Business school 'education' doesn't exist.

*Well, let's be fair it exists to the extent that it creates a self-aware class of certified profiteers. Not that the profits are certified, but, you know, the graduates are.

http://www.thebigmoney.com/articles/judgments/2009/03/25/rip-mba

"...not since the fall of the Soviet Union has a system of belief woken up with so many parking tickets on its windshield.

"The reality is that business school is now chiefly a community of intention. It brings together people who share certain career aspirations—for the most part, to make big bucks—and occupies their time teaching them a few technical things that they don't need to know, along with a code of conduct that says, in essence, whatever is legal is ethical; and if it makes money, it's a positive duty. It's now clear that we would have all been much better off if, instead of cloistering these people on fancy campuses with world-class golf courses, we'd have sent them off to do two years of national service.

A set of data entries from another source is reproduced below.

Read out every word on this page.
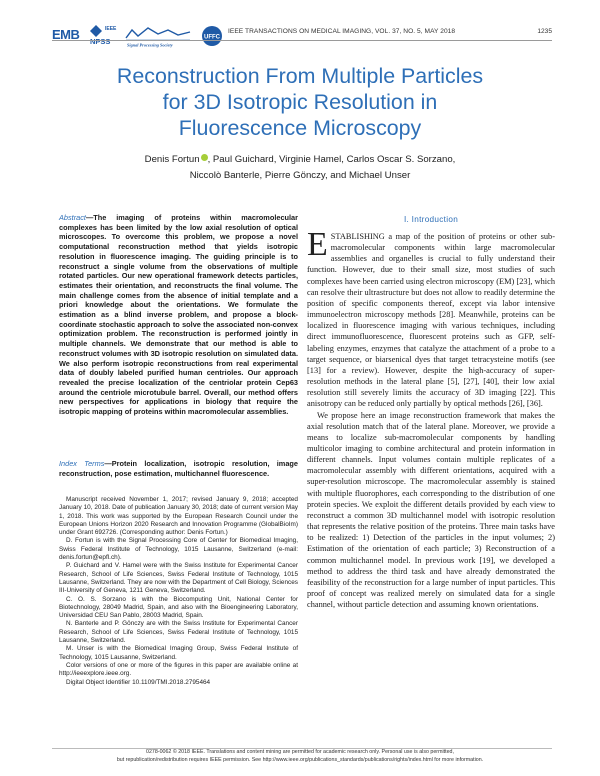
EMB	IEEE
NPSS	Signal Processing Society
UFFC
IEEE TRANSACTIONS ON MEDICAL IMAGING, VOL. 37, NO. 5, MAY 2018	1235
Reconstruction From Multiple Particles
for 3D Isotropic Resolution in
Fluorescence Microscopy
Denis Fortun , Paul Guichard, Virginie Hamel, Carlos Oscar S. Sorzano,
Niccolò Banterle, Pierre Gönczy, and Michael Unser
Abstract—The imaging of proteins within macromolecular complexes has been limited by the low axial resolution of optical microscopes. To overcome this problem, we propose a novel computational reconstruction method that yields isotropic resolution in fluorescence imaging. The guiding principle is to reconstruct a single volume from the observations of multiple rotated particles. Our new operational framework detects particles, estimates their orientation, and reconstructs the final volume. The main challenge comes from the absence of initial template and a priori knowledge about the orientations. We formulate the estimation as a blind inverse problem, and propose a block-coordinate stochastic approach to solve the associated non-convex optimization problem. The reconstruction is performed jointly in multiple channels. We demonstrate that our method is able to reconstruct volumes with 3D isotropic resolution on simulated data. We also perform isotropic reconstructions from real experimental data of doubly labeled purified human centrioles. Our approach revealed the precise localization of the centriolar protein Cep63 around the centriole microtubule barrel. Overall, our method offers new perspectives for applications in biology that require the isotropic mapping of proteins within macromolecular assemblies.
Index Terms—Protein localization, isotropic resolution, image reconstruction, pose estimation, multichannel fluorescence.

Manuscript received November 1, 2017; revised January 9, 2018; accepted January 10, 2018. Date of publication January 30, 2018; date of current version May 1, 2018. This work was supported by the European Research Council under the European Unions Horizon 2020 Research and Innovation Programme (GlobalBioIm) under Grant 692726. (Corresponding author: Denis Fortun.)

D. Fortun is with the Signal Processing Core of Center for Biomedical Imaging, Swiss Federal Institute of Technology, 1015 Lausanne, Switzerland (e-mail: denis.fortun@epfl.ch).

P. Guichard and V. Hamel were with the Swiss Institute for Experimental Cancer Research, School of Life Sciences, Swiss Federal Institute of Technology, 1015 Lausanne, Switzerland. They are now with the Department of Cell Biology, Sciences III-University of Geneva, 1211 Geneva, Switzerland.

C. O. S. Sorzano is with the Biocomputing Unit, National Center for Biotechnology, 28049 Madrid, Spain, and also with the Bioengineering Laboratory, Universidad CEU San Pablo, 28003 Madrid, Spain.

N. Banterle and P. Gönczy are with the Swiss Institute for Experimental Cancer Research, School of Life Sciences, Swiss Federal Institute of Technology, 1015 Lausanne, Switzerland.

M. Unser is with the Biomedical Imaging Group, Swiss Federal Institute of Technology, 1015 Lausanne, Switzerland.

Color versions of one or more of the figures in this paper are available online at http://ieeexplore.ieee.org.

Digital Object Identifier 10.1109/TMI.2018.2795464

I. Introduction

ESTABLISHING a map of the position of proteins or other sub-macromolecular components within large macromolecular assemblies and organelles is crucial to fully understand their function. However, due to their small size, most studies of such complexes have been carried using electron microscopy (EM) [23], which can resolve their ultrastructure but does not allow to readily determine the position of specific components thereof, except via labor intensive immunoelectron microscopy methods [28]. Meanwhile, proteins can be localized in fluorescence imaging with various techniques, including direct immunofluorescence, fluorescent proteins such as GFP, self-labeling enzymes, enzymes that catalyze the attachment of a probe to a target sequence, or biarsenical dyes that target tetracysteine motifs (see [13] for a review). However, despite the high-accuracy of super-resolution methods in the lateral plane [5], [27], [40], their low axial resolution still severely limits the accuracy of 3D imaging [22]. This anisotropy can be reduced only partially by optical methods [26], [36].

We propose here an image reconstruction framework that makes the axial resolution match that of the lateral plane. Moreover, we provide a means to localize sub-macromolecular components by handling multicolor imaging to combine architectural and protein information in different channels. Input volumes contain multiple replicates of a macromolecular assembly with different orientations, acquired with a super-resolution microscope. The macromolecular assembly is stained with multiple fluorophores, each corresponding to the distribution of one protein species. We exploit the different details provided by each view to reconstruct a common 3D multichannel model with isotropic resolution that represents the relative position of the proteins. Three main tasks have to be realized: 1) Detection of the particles in the input volumes; 2) Estimation of the orientation of each particle; 3) Reconstruction of a common multichannel model. In previous work [19], we developed a method to address the third task and have already demonstrated the feasibility of the reconstruction for a large number of input particles. This proof of concept was realized merely on simulated data for a single channel, without particle detection and assuming known orientations.

0278-0062 © 2018 IEEE. Translations and content mining are permitted for academic research only. Personal use is also permitted,
but republication/redistribution requires IEEE permission. See http://www.ieee.org/publications_standards/publications/rights/index.html for more information.
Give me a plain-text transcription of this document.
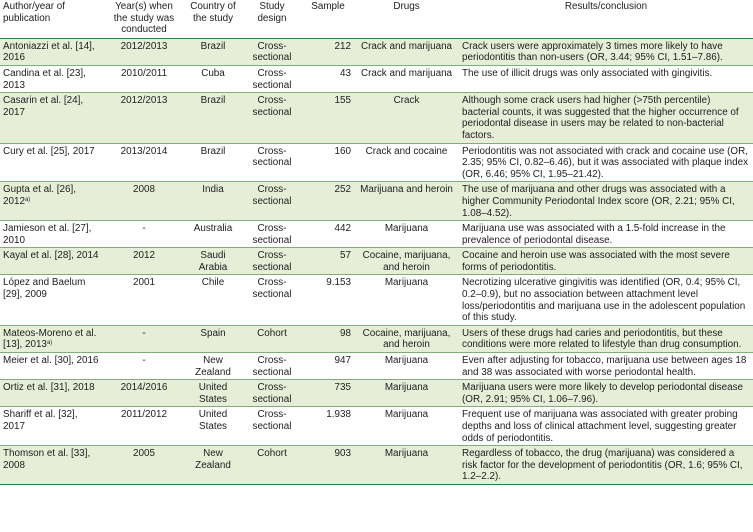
Author/year of publication	Year(s) when the study was conducted	Country of the study	Study design	Sample	Drugs	Results/conclusion
Antoniazzi et al. [14], 2016	2012/2013	Brazil	Cross-sectional	212	Crack and marijuana	Crack users were approximately 3 times more likely to have periodontitis than non-users (OR, 3.44; 95% CI, 1.51–7.86).
Candina et al. [23], 2013	2010/2011	Cuba	Cross-sectional	43	Crack and marijuana	The use of illicit drugs was only associated with gingivitis.
Casarin et al. [24], 2017	2012/2013	Brazil	Cross-sectional	155	Crack	Although some crack users had higher (>75th percentile) bacterial counts, it was suggested that the higher occurrence of periodontal disease in users may be related to non-bacterial factors.
Cury et al. [25], 2017	2013/2014	Brazil	Cross-sectional	160	Crack and cocaine	Periodontitis was not associated with crack and cocaine use (OR, 2.35; 95% CI, 0.82–6.46), but it was associated with plaque index (OR, 6.46; 95% CI, 1.95–21.42).
Gupta et al. [26], 2012$^{a)}$	2008	India	Cross-sectional	252	Marijuana and heroin	The use of marijuana and other drugs was associated with a higher Community Periodontal Index score (OR, 2.21; 95% CI, 1.08–4.52).
Jamieson et al. [27], 2010	-	Australia	Cross-sectional	442	Marijuana	Marijuana use was associated with a 1.5-fold increase in the prevalence of periodontal disease.
Kayal et al. [28], 2014	2012	Saudi Arabia	Cross-sectional	57	Cocaine, marijuana, and heroin	Cocaine and heroin use was associated with the most severe forms of periodontitis.
López and Baelum [29], 2009	2001	Chile	Cross-sectional	9.153	Marijuana	Necrotizing ulcerative gingivitis was identified (OR, 0.4; 95% CI, 0.2–0.9), but no association between attachment level loss/periodontitis and marijuana use in the adolescent population of this study.
Mateos-Moreno et al. [13], 2013$^{a)}$	-	Spain	Cohort	98	Cocaine, marijuana, and heroin	Users of these drugs had caries and periodontitis, but these conditions were more related to lifestyle than drug consumption.
Meier et al. [30], 2016	-	New Zealand	Cross-sectional	947	Marijuana	Even after adjusting for tobacco, marijuana use between ages 18 and 38 was associated with worse periodontal health.
Ortiz et al. [31], 2018	2014/2016	United States	Cross-sectional	735	Marijuana	Marijuana users were more likely to develop periodontal disease (OR, 2.91; 95% CI, 1.06–7.96).
Shariff et al. [32], 2017	2011/2012	United States	Cross-sectional	1.938	Marijuana	Frequent use of marijuana was associated with greater probing depths and loss of clinical attachment level, suggesting greater odds of periodontitis.
Thomson et al. [33], 2008	2005	New Zealand	Cohort	903	Marijuana	Regardless of tobacco, the drug (marijuana) was considered a risk factor for the development of periodontitis (OR, 1.6; 95% CI, 1.2–2.2).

"For the benefit of beleaguered business school academics, it's worth pointing out that a world with fewer MBAs is not necessarily a world without business studies. On the contrary, once researchers dispense with the idea that they have to package their material for the purported benefit of junior managers everywhere, they could actually study business. Maybe they could even learn to criticize it. Maybe they and their students could even learn to report on it, the way that journalists used to do."